The ongoing, deliberate misunderstanding of the Tea Party
Thursday, December 24, 2009 at 03:48PM Today, while I had absolutely nothing else to do, I turned the tv on to watch the news shows and flipped to MSNBC and caught Chris Matthews and his panel of three discussing the Tea Party movement. They were saying exactly what I have recently repudiated -- that the little people in south and midwest are angry at the big people in the NE or on the west coast. Matthews said something to the effect that they were angry and envious of the big shots getting all the money. The African-American panel member used the angle of Obama being the first black president and how this erupted pent-up racial tension. The others said something equally inane. None of them seemed to have a clue.

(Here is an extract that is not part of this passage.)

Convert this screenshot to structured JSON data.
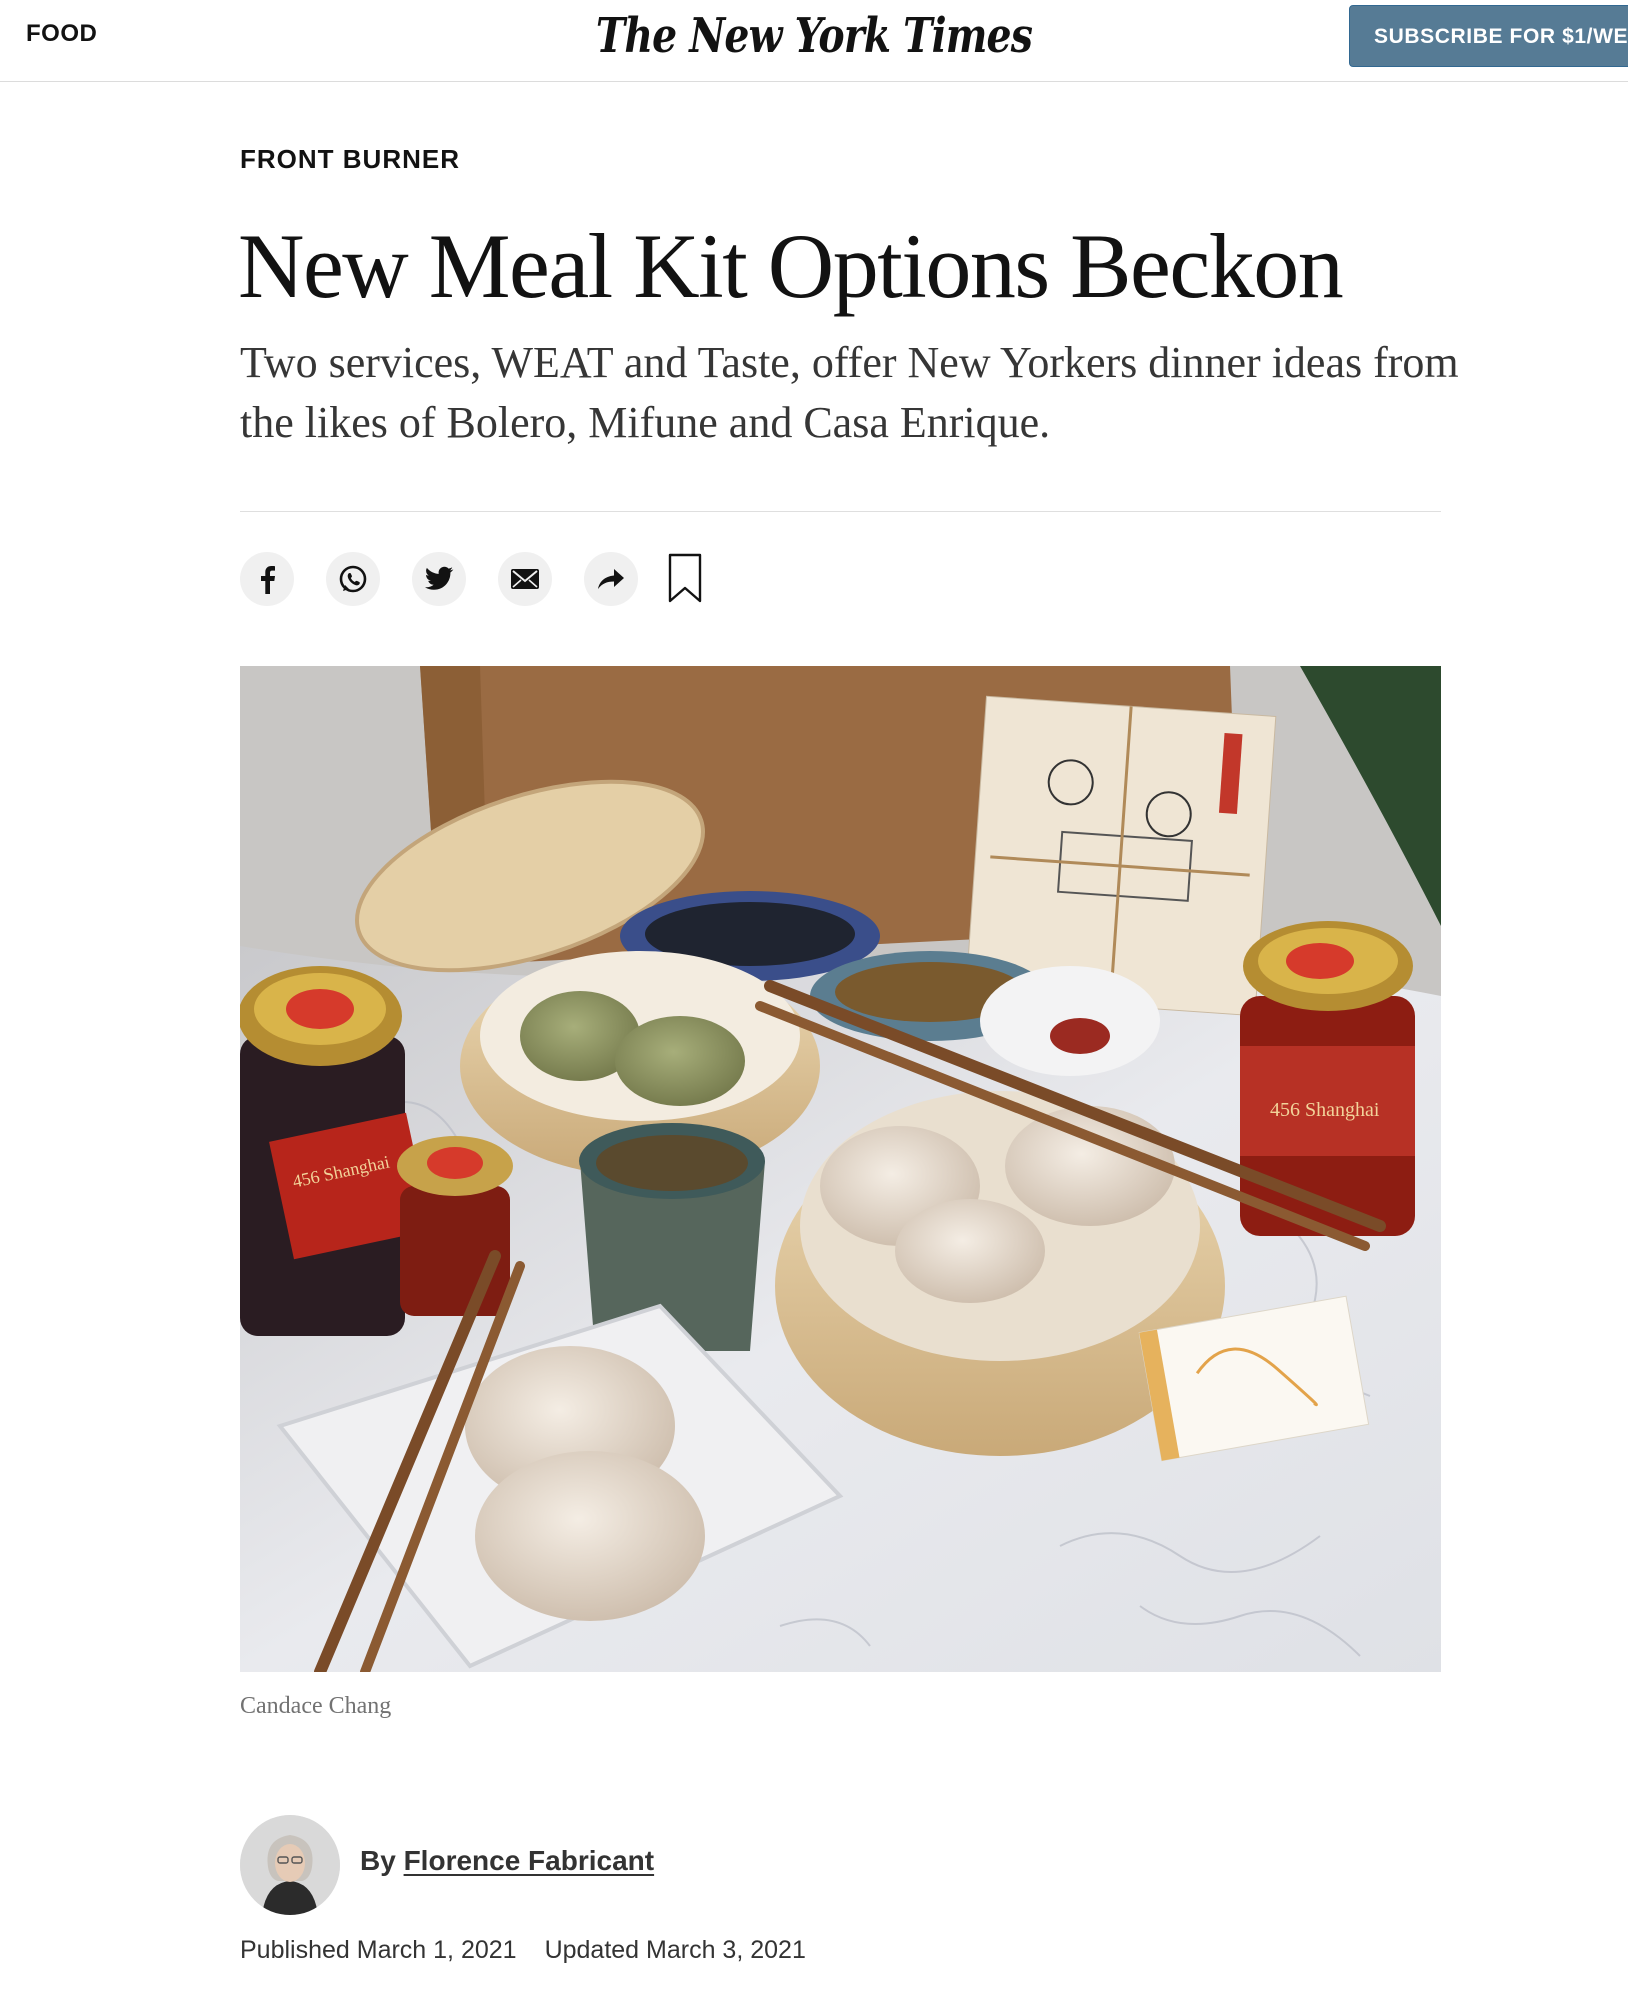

It's amazing how Washington D.C. insiders are insulated from the rest of the world. They circulate their ideas among one another and stay in this ignorant loop of prejudice and misunderstanding. Let's drop the name "Tea Party" and begin looking at this movement as opposition to our present government.
Some of the displeasure started with Bush, and it exploded under the current Democrat controlled government. It has to do with government over-reach and misuse of our money. You can pick out any small faction of a large movement like this and conflate that faction to represent the whole movement, but if you do you develope a misunderstanding of its causes and its eventual effects. It's not a racist movement -- it's not a populist movement fueled by class envy -- it's not a redneck movement of bible-thumping zealots. It's a movement that is dissatisfied with both parties and wants representation that's trustworthy and responsive -- people simply don't want this much government in their lives and they don't want a government that controls the economy through power relationships with big corporations -- companies like Goldman Sachs.
I think Matthews knows better -- so I have to conclude, even though it's possible that Matthews is this dense, that the Washington D.C. explanations of the opposition are deliberate. They are attempting to marginalize the movement and dismiss it as angry, ignorant and irrelevant. This is a mistake -- it's wider and deeper and more diverse than they want to admit -- this threatens them.